Scottish referee Leslie Mottram added five-plus minutes to the second half of the Nigeria-Greece match, and Westerhof urged the Super Eagles on, Daniel Amokachi providing the second goal in the fifth minute of added time, giving Nigeria the group lead on goal differential.

That meant Nigeria would be top seeded from the group and remain at Foxboro Stadium to face Italy in a second-round match July 5, 1994.

From my story in July 1, 1994 editions of The Boston Globe: “Amokachi’s goal, in the 49th minute of the second half, sailed into the net just as former President Bush, Gov. Weld and the rest of the crowd of 53,001 began leaving and just seconds before Scottish referee Leslie Mottram whistled the end of the match.”

Several teams attempted to claim the Boston area as their own during the 1994 World Cup. Of the teams with group stage games scheduled at Foxboro Stadium – Argentina, Bolivia, Greece, Nigeria, South Korea – the Greeks probably had the deepest-rooted and largest potential constituency, but struggled to connect, partly because of the team’s pre-tournament struggles. The Argentinians set up at Babson College and the Bolivians in Southeastern Massachusetts.
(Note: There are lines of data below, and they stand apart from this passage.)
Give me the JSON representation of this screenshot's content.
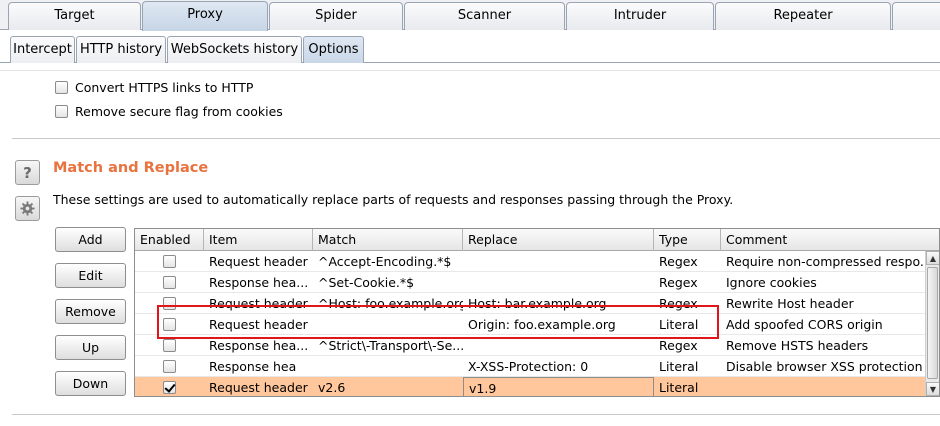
{
  "main_tabs": [
    "Target",
    "Proxy",
    "Spider",
    "Scanner",
    "Intruder",
    "Repeater"
  ],
  "sub_tabs": [
    "Intercept",
    "HTTP history",
    "WebSockets history",
    "Options"
  ],
  "options": {
    "convert_https_label": "Convert HTTPS links to HTTP",
    "remove_secure_label": "Remove secure flag from cookies"
  },
  "match_replace": {
    "help_label": "?",
    "title": "Match and Replace",
    "description": "These settings are used to automatically replace parts of requests and responses passing through the Proxy.",
    "buttons": {
      "add": "Add",
      "edit": "Edit",
      "remove": "Remove",
      "up": "Up",
      "down": "Down"
    },
    "columns": [
      "Enabled",
      "Item",
      "Match",
      "Replace",
      "Type",
      "Comment"
    ],
    "rows": [
      {
        "enabled": false,
        "item": "Request header",
        "match": "^Accept-Encoding.*$",
        "replace": "",
        "type": "Regex",
        "comment": "Require non-compressed respo..."
      },
      {
        "enabled": false,
        "item": "Response hea...",
        "match": "^Set-Cookie.*$",
        "replace": "",
        "type": "Regex",
        "comment": "Ignore cookies"
      },
      {
        "enabled": false,
        "item": "Request header",
        "match": "^Host: foo.example.org$",
        "replace": "Host: bar.example.org",
        "type": "Regex",
        "comment": "Rewrite Host header"
      },
      {
        "enabled": false,
        "item": "Request header",
        "match": "",
        "replace": "Origin: foo.example.org",
        "type": "Literal",
        "comment": "Add spoofed CORS origin"
      },
      {
        "enabled": false,
        "item": "Response hea...",
        "match": "^Strict\\-Transport\\-Se...",
        "replace": "",
        "type": "Regex",
        "comment": "Remove HSTS headers"
      },
      {
        "enabled": false,
        "item": "Response hea",
        "match": "",
        "replace": "X-XSS-Protection: 0",
        "type": "Literal",
        "comment": "Disable browser XSS protection"
      },
      {
        "enabled": true,
        "item": "Request header",
        "match": "v2.6",
        "replace": "v1.9",
        "type": "Literal",
        "comment": ""
      }
    ]
  },
  "colors": {
    "accent_title": "#e8733e",
    "selected_row": "#ffc79b",
    "highlight_box": "#e0161b"
  }
}
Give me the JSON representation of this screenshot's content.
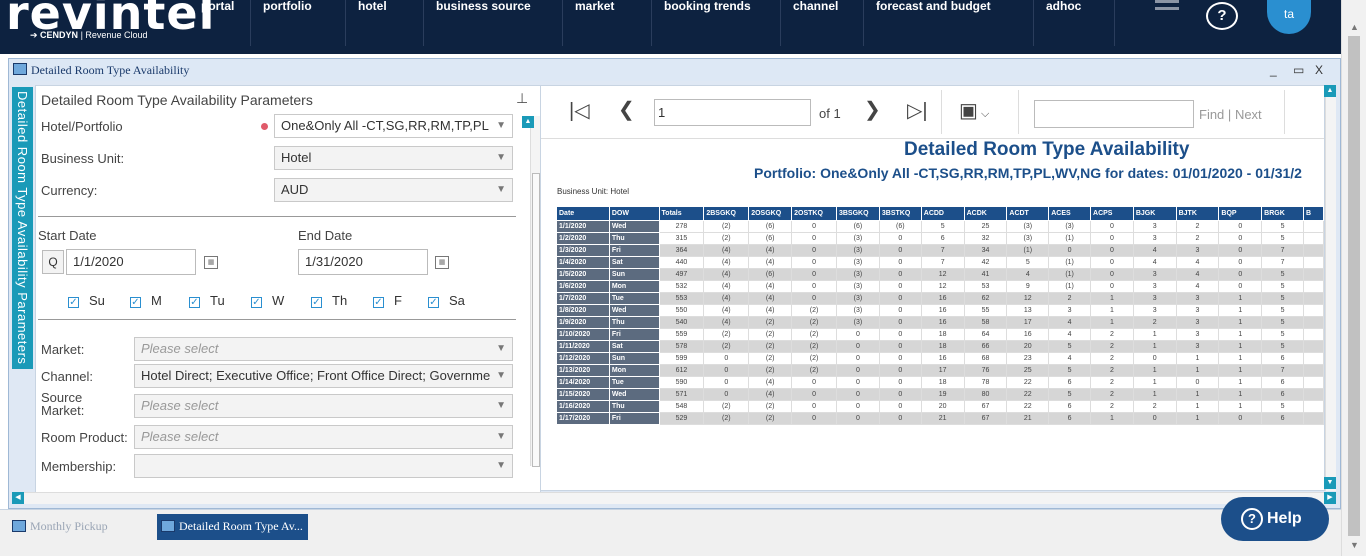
{
  "brand": {
    "logo": "revintel",
    "sub_prefix": "CENDYN",
    "sub_suffix": "| Revenue Cloud"
  },
  "nav": [
    "portal",
    "portfolio",
    "hotel",
    "business source",
    "market",
    "booking trends",
    "channel",
    "forecast and budget",
    "adhoc"
  ],
  "header": {
    "help_glyph": "?",
    "avatar_initials": "ta"
  },
  "window": {
    "title": "Detailed Room Type Availability",
    "min": "_",
    "max": "▭",
    "close": "X"
  },
  "params": {
    "vertical_tab": "Detailed Room Type Availability Parameters",
    "title": "Detailed Room Type Availability Parameters",
    "hotel_label": "Hotel/Portfolio",
    "hotel_value": "One&Only All -CT,SG,RR,RM,TP,PL",
    "bu_label": "Business Unit:",
    "bu_value": "Hotel",
    "currency_label": "Currency:",
    "currency_value": "AUD",
    "start_label": "Start Date",
    "start_value": "1/1/2020",
    "q_label": "Q",
    "end_label": "End Date",
    "end_value": "1/31/2020",
    "days": [
      "Su",
      "M",
      "Tu",
      "W",
      "Th",
      "F",
      "Sa"
    ],
    "market_label": "Market:",
    "market_value": "Please select",
    "channel_label": "Channel:",
    "channel_value": "Hotel Direct; Executive Office; Front Office Direct; Governme",
    "source_label": "Source Market:",
    "source_value": "Please select",
    "room_label": "Room Product:",
    "room_value": "Please select",
    "membership_label": "Membership:",
    "membership_value": ""
  },
  "toolbar": {
    "page": "1",
    "of": "of 1",
    "find_placeholder": "",
    "find": "Find",
    "sep": "|",
    "next": "Next"
  },
  "report": {
    "title": "Detailed Room Type Availability",
    "subtitle": "Portfolio: One&Only All -CT,SG,RR,RM,TP,PL,WV,NG for dates: 01/01/2020 - 01/31/2",
    "business_unit": "Business Unit: Hotel",
    "columns": [
      "Date",
      "DOW",
      "Totals",
      "2BSGKQ",
      "2OSGKQ",
      "2OSTKQ",
      "3BSGKQ",
      "3BSTKQ",
      "ACDD",
      "ACDK",
      "ACDT",
      "ACES",
      "ACPS",
      "BJGK",
      "BJTK",
      "BQP",
      "BRGK",
      "B"
    ],
    "rows": [
      [
        "1/1/2020",
        "Wed",
        "278",
        "(2)",
        "(6)",
        "0",
        "(6)",
        "(6)",
        "5",
        "25",
        "(3)",
        "(3)",
        "0",
        "3",
        "2",
        "0",
        "5",
        ""
      ],
      [
        "1/2/2020",
        "Thu",
        "315",
        "(2)",
        "(6)",
        "0",
        "(3)",
        "0",
        "6",
        "32",
        "(3)",
        "(1)",
        "0",
        "3",
        "2",
        "0",
        "5",
        ""
      ],
      [
        "1/3/2020",
        "Fri",
        "364",
        "(4)",
        "(4)",
        "0",
        "(3)",
        "0",
        "7",
        "34",
        "(1)",
        "0",
        "0",
        "4",
        "3",
        "0",
        "7",
        ""
      ],
      [
        "1/4/2020",
        "Sat",
        "440",
        "(4)",
        "(4)",
        "0",
        "(3)",
        "0",
        "7",
        "42",
        "5",
        "(1)",
        "0",
        "4",
        "4",
        "0",
        "7",
        ""
      ],
      [
        "1/5/2020",
        "Sun",
        "497",
        "(4)",
        "(6)",
        "0",
        "(3)",
        "0",
        "12",
        "41",
        "4",
        "(1)",
        "0",
        "3",
        "4",
        "0",
        "5",
        ""
      ],
      [
        "1/6/2020",
        "Mon",
        "532",
        "(4)",
        "(4)",
        "0",
        "(3)",
        "0",
        "12",
        "53",
        "9",
        "(1)",
        "0",
        "3",
        "4",
        "0",
        "5",
        ""
      ],
      [
        "1/7/2020",
        "Tue",
        "553",
        "(4)",
        "(4)",
        "0",
        "(3)",
        "0",
        "16",
        "62",
        "12",
        "2",
        "1",
        "3",
        "3",
        "1",
        "5",
        ""
      ],
      [
        "1/8/2020",
        "Wed",
        "550",
        "(4)",
        "(4)",
        "(2)",
        "(3)",
        "0",
        "16",
        "55",
        "13",
        "3",
        "1",
        "3",
        "3",
        "1",
        "5",
        ""
      ],
      [
        "1/9/2020",
        "Thu",
        "540",
        "(4)",
        "(2)",
        "(2)",
        "(3)",
        "0",
        "16",
        "58",
        "17",
        "4",
        "1",
        "2",
        "3",
        "1",
        "5",
        ""
      ],
      [
        "1/10/2020",
        "Fri",
        "559",
        "(2)",
        "(2)",
        "(2)",
        "0",
        "0",
        "18",
        "64",
        "16",
        "4",
        "2",
        "1",
        "3",
        "1",
        "5",
        ""
      ],
      [
        "1/11/2020",
        "Sat",
        "578",
        "(2)",
        "(2)",
        "(2)",
        "0",
        "0",
        "18",
        "66",
        "20",
        "5",
        "2",
        "1",
        "3",
        "1",
        "5",
        ""
      ],
      [
        "1/12/2020",
        "Sun",
        "599",
        "0",
        "(2)",
        "(2)",
        "0",
        "0",
        "16",
        "68",
        "23",
        "4",
        "2",
        "0",
        "1",
        "1",
        "6",
        ""
      ],
      [
        "1/13/2020",
        "Mon",
        "612",
        "0",
        "(2)",
        "(2)",
        "0",
        "0",
        "17",
        "76",
        "25",
        "5",
        "2",
        "1",
        "1",
        "1",
        "7",
        ""
      ],
      [
        "1/14/2020",
        "Tue",
        "590",
        "0",
        "(4)",
        "0",
        "0",
        "0",
        "18",
        "78",
        "22",
        "6",
        "2",
        "1",
        "0",
        "1",
        "6",
        ""
      ],
      [
        "1/15/2020",
        "Wed",
        "571",
        "0",
        "(4)",
        "0",
        "0",
        "0",
        "19",
        "80",
        "22",
        "5",
        "2",
        "1",
        "1",
        "1",
        "6",
        ""
      ],
      [
        "1/16/2020",
        "Thu",
        "548",
        "(2)",
        "(2)",
        "0",
        "0",
        "0",
        "20",
        "67",
        "22",
        "6",
        "2",
        "2",
        "1",
        "1",
        "5",
        ""
      ],
      [
        "1/17/2020",
        "Fri",
        "529",
        "(2)",
        "(2)",
        "0",
        "0",
        "0",
        "21",
        "67",
        "21",
        "6",
        "1",
        "0",
        "1",
        "0",
        "6",
        ""
      ]
    ]
  },
  "taskbar": {
    "tab1": "Monthly Pickup",
    "tab2": "Detailed Room Type Av..."
  },
  "help_button": {
    "label": "Help",
    "glyph": "?"
  }
}
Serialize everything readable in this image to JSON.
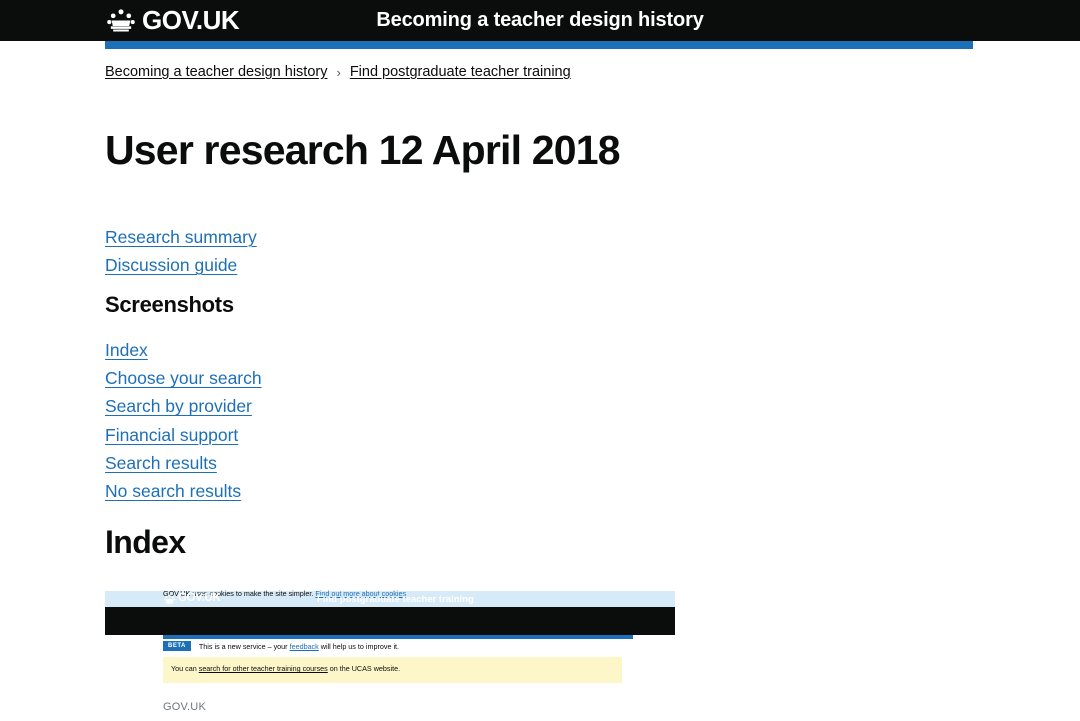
{
  "header": {
    "logo_text": "GOV.UK",
    "logo_icon": "crown-icon",
    "service_name": "Becoming a teacher design history",
    "accent_color": "#1d70b8",
    "background_color": "#0b0c0c"
  },
  "breadcrumb": {
    "items": [
      {
        "label": "Becoming a teacher design history"
      },
      {
        "label": "Find postgraduate teacher training"
      }
    ],
    "separator": "›"
  },
  "main": {
    "page_title": "User research 12 April 2018",
    "doc_links": [
      {
        "label": "Research summary"
      },
      {
        "label": "Discussion guide"
      }
    ],
    "screenshots_heading": "Screenshots",
    "screenshot_links": [
      {
        "label": "Index"
      },
      {
        "label": "Choose your search"
      },
      {
        "label": "Search by provider"
      },
      {
        "label": "Financial support"
      },
      {
        "label": "Search results"
      },
      {
        "label": "No search results"
      }
    ],
    "index_heading": "Index",
    "link_color": "#1d70b8"
  },
  "embedded_screenshot": {
    "cookie_banner": {
      "text": "GOV.UK uses cookies to make the site simpler.",
      "link_label": "Find out more about cookies",
      "background_color": "#d7eaf7"
    },
    "header": {
      "logo_text": "GOV.UK",
      "logo_icon": "crown-icon",
      "service_name": "Find postgraduate teacher training"
    },
    "beta_banner": {
      "tag": "BETA",
      "text_before": "This is a new service – your ",
      "link_label": "feedback",
      "text_after": " will help us to improve it."
    },
    "notice": {
      "text_before": "You can ",
      "link_label": "search for other teacher training courses",
      "text_after": " on the UCAS website.",
      "background_color": "#fdf6c8"
    },
    "footer_text": "GOV.UK"
  }
}
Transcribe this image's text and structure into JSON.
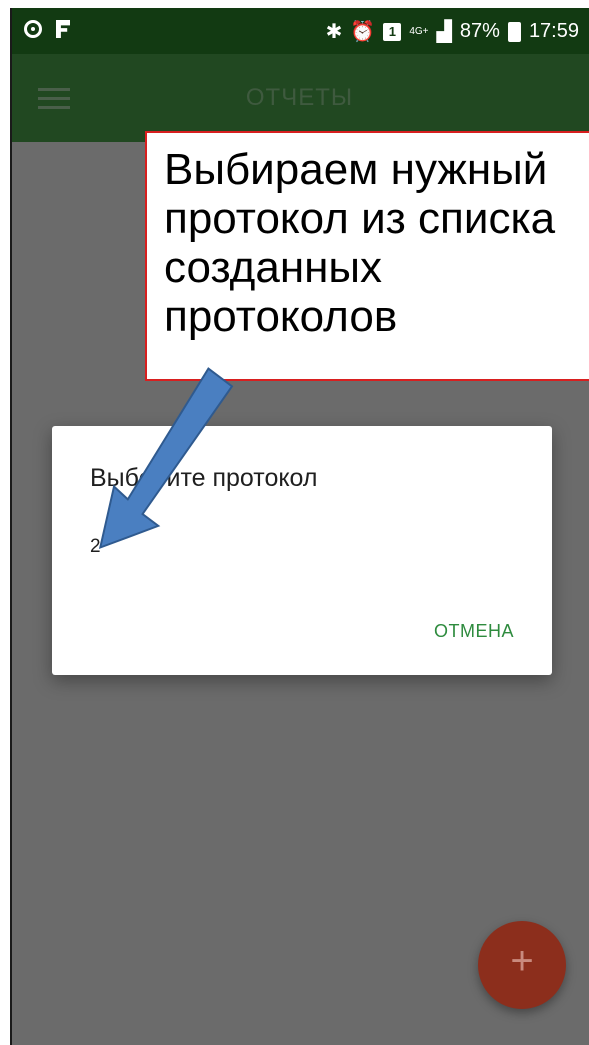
{
  "status_bar": {
    "network": "4G+",
    "battery": "87%",
    "time": "17:59"
  },
  "app_bar": {
    "title": "ОТЧЕТЫ"
  },
  "callout": {
    "text": "Выбираем нужный\nпротокол из списка\nсозданных\nпротоколов"
  },
  "dialog": {
    "title": "Выберите протокол",
    "items": [
      "2"
    ],
    "cancel_label": "ОТМЕНА"
  },
  "fab": {
    "label": "+"
  },
  "colors": {
    "status_bar": "#123a12",
    "app_bar": "#214821",
    "scrim": "#6b6b6b",
    "accent": "#2e8b3e",
    "fab": "#8c2e1c",
    "callout_border": "#d81f1f",
    "arrow": "#4a7fc1"
  },
  "icons": [
    "wifi-call-icon",
    "flag-icon",
    "bluetooth-icon",
    "alarm-icon",
    "notification-box-icon",
    "signal-icon",
    "battery-icon",
    "menu-icon",
    "plus-icon",
    "arrow-annotation-icon"
  ]
}
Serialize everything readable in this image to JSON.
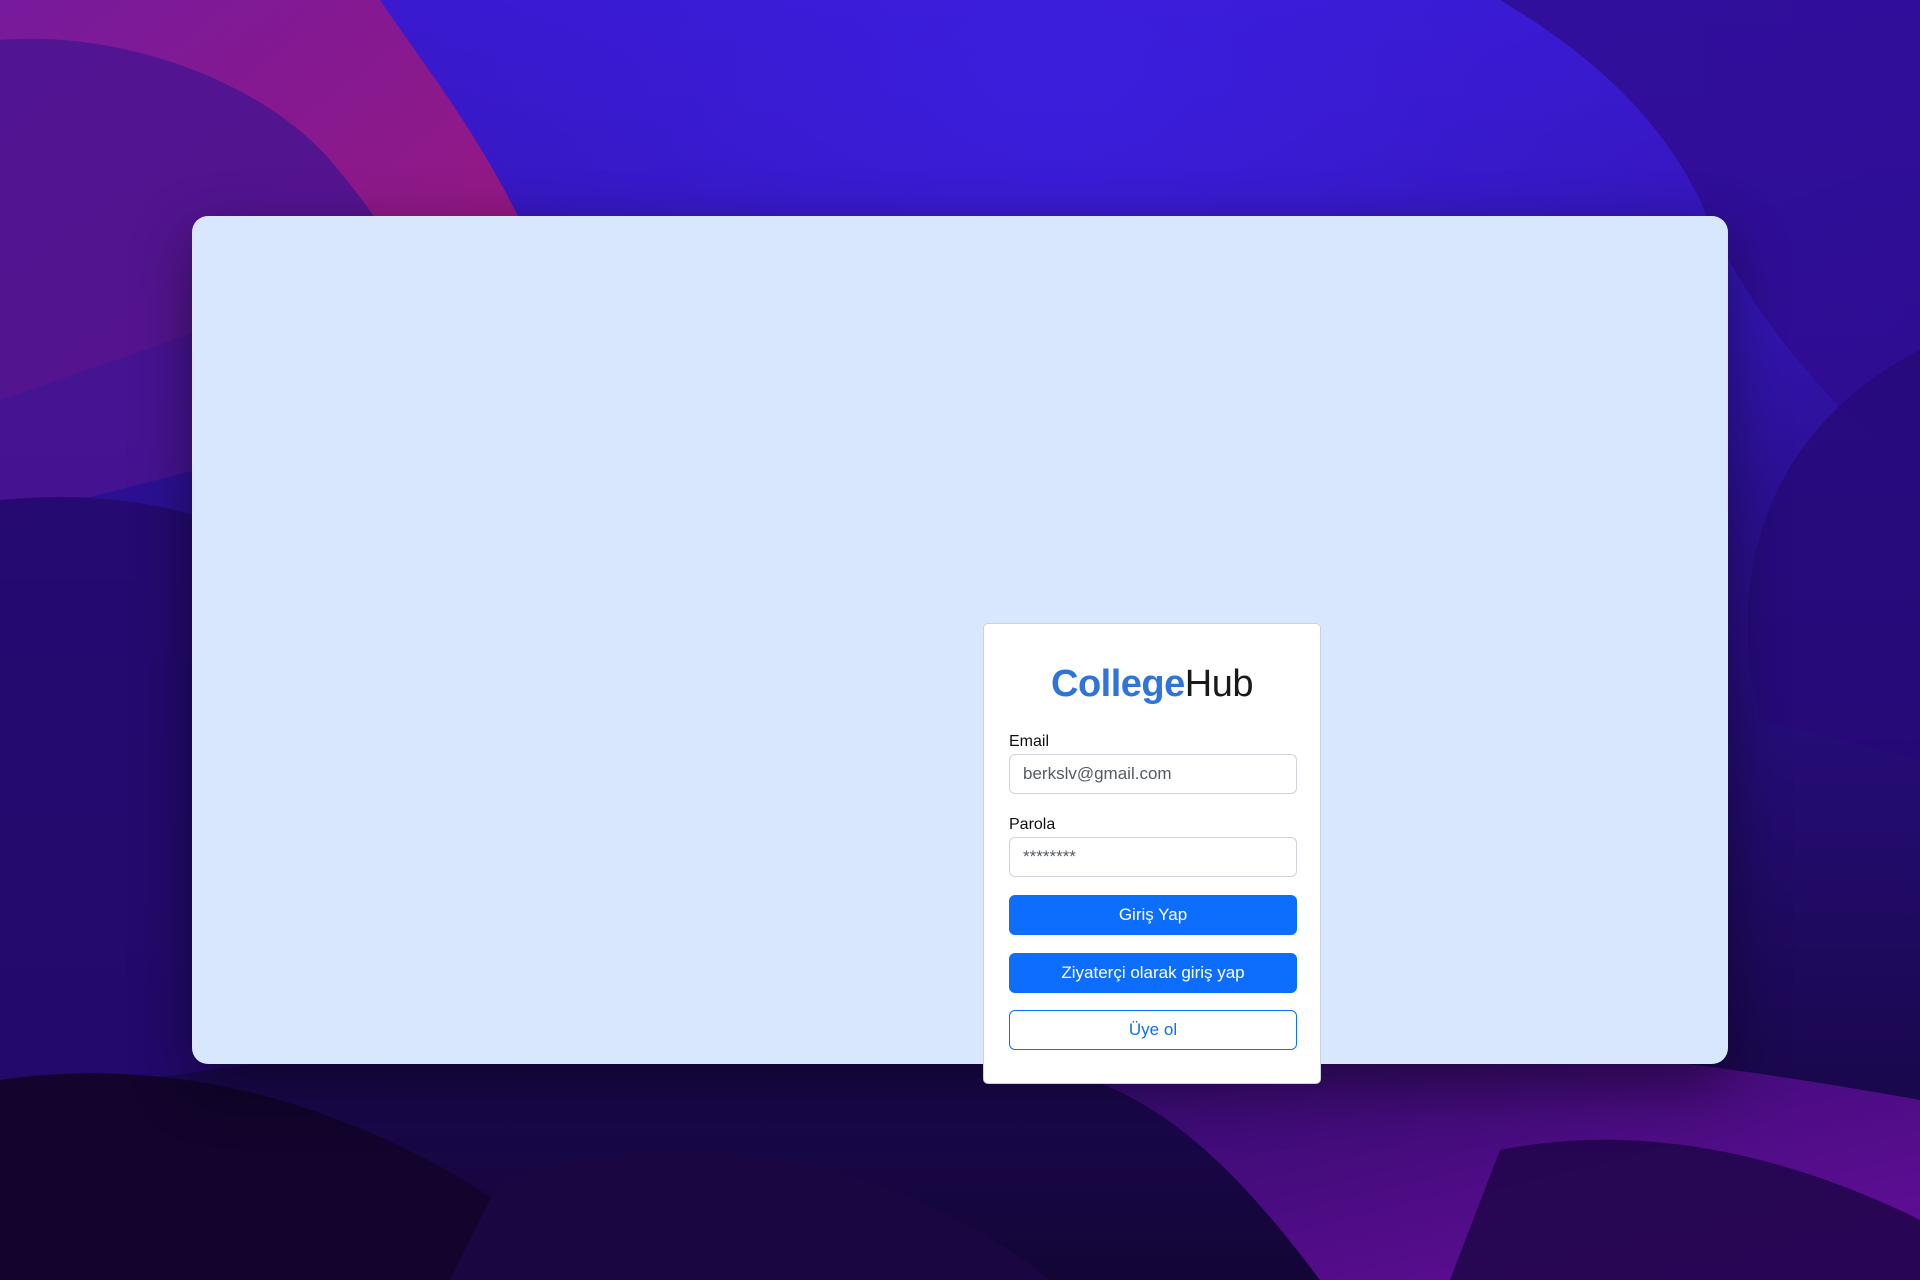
{
  "colors": {
    "window_bg": "#d9e7fc",
    "brand_accent": "#2f74d8",
    "primary": "#0d6efd",
    "card_bg": "#ffffff"
  },
  "brand": {
    "bold": "College",
    "light": "Hub"
  },
  "form": {
    "email_label": "Email",
    "email_value": "berkslv@gmail.com",
    "password_label": "Parola",
    "password_value": "********"
  },
  "buttons": {
    "login": "Giriş Yap",
    "guest_login": "Ziyaterçi olarak giriş yap",
    "signup": "Üye ol"
  }
}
Nigerians organized a reception for the Super Eagles in Franklin Park in Dorchester, the team arriving after a 3-0 win over Bulgaria in its World Cup debut at the Cotton Bowl in Dallas June 21, 1994. Nigeria arranged several public appearances, mostly organized by sports entrepreneur Adekunle Raji, who had attended Northeastern University and worked in the New England Patriots’ front office.